The French parliament wants to ban Muslim women from wearing the burqa – the full, face-covering garment worn by some orthodox believers – in public places. But, while no woman should be forced to cover herself up, nor, in a pluralist society, should anyone be forced not to.

NEW YORK – First the Swiss ban minarets. Now the French parliament wants to ban Muslim women from wearing the burqa – the full, face-covering garment worn in orthodox Arab countries, and now adopted by some orthodox non-Arabs – in public places. The hijab, the headscarf that some Muslim women wear, is already banned in French public schools, where the “ostentatious” display of any religious symbolism is forbidden. The burqa, however, is worn far more rarely in France – by about 1,900 of nearly six million Muslims, almost none of them from a traditional burqa-wearing country.

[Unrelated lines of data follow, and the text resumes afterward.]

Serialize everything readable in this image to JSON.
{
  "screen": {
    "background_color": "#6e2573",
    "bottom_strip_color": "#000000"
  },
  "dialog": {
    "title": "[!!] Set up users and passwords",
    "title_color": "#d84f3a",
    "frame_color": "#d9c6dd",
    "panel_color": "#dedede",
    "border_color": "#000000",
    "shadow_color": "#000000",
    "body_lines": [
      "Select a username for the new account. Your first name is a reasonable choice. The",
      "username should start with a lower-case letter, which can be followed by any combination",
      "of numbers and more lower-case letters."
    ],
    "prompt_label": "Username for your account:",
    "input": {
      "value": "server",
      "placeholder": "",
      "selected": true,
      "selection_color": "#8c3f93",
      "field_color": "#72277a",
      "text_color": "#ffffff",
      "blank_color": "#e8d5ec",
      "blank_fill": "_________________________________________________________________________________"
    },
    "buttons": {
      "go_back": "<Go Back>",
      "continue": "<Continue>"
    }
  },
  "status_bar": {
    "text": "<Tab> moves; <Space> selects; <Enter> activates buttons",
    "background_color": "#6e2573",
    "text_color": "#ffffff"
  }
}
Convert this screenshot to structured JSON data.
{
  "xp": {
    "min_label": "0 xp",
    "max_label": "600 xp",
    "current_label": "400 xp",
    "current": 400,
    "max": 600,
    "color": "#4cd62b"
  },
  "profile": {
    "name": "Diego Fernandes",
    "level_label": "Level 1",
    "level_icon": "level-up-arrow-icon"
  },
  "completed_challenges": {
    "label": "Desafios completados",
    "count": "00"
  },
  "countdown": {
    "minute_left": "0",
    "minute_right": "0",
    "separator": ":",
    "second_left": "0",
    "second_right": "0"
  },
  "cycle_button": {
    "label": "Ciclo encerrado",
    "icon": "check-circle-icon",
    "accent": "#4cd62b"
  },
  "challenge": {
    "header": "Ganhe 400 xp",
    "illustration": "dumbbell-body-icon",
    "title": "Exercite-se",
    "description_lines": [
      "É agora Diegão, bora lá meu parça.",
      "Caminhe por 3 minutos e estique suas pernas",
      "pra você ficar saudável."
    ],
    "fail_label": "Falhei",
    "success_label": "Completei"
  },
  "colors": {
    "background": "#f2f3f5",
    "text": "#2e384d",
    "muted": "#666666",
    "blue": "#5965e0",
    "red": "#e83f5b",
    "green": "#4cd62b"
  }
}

The reason why French parliamentarians, ranging from Communists to conservatives, support this ban is a general consensus that wearing the burqa is “contrary to the values of the Republic.” As the French president, Nicolas Sarkozy, famously said, the burqa is “not welcome in France.”

Immigrants who cover their faces have been refused French citizenship for that reason. Feminists, including some women from Muslim backgrounds, have backed the ban, because they regard the custom as degrading. A Communist member of parliament, André Gerin, warned that terrorism and extremism were “hiding behind the veil.”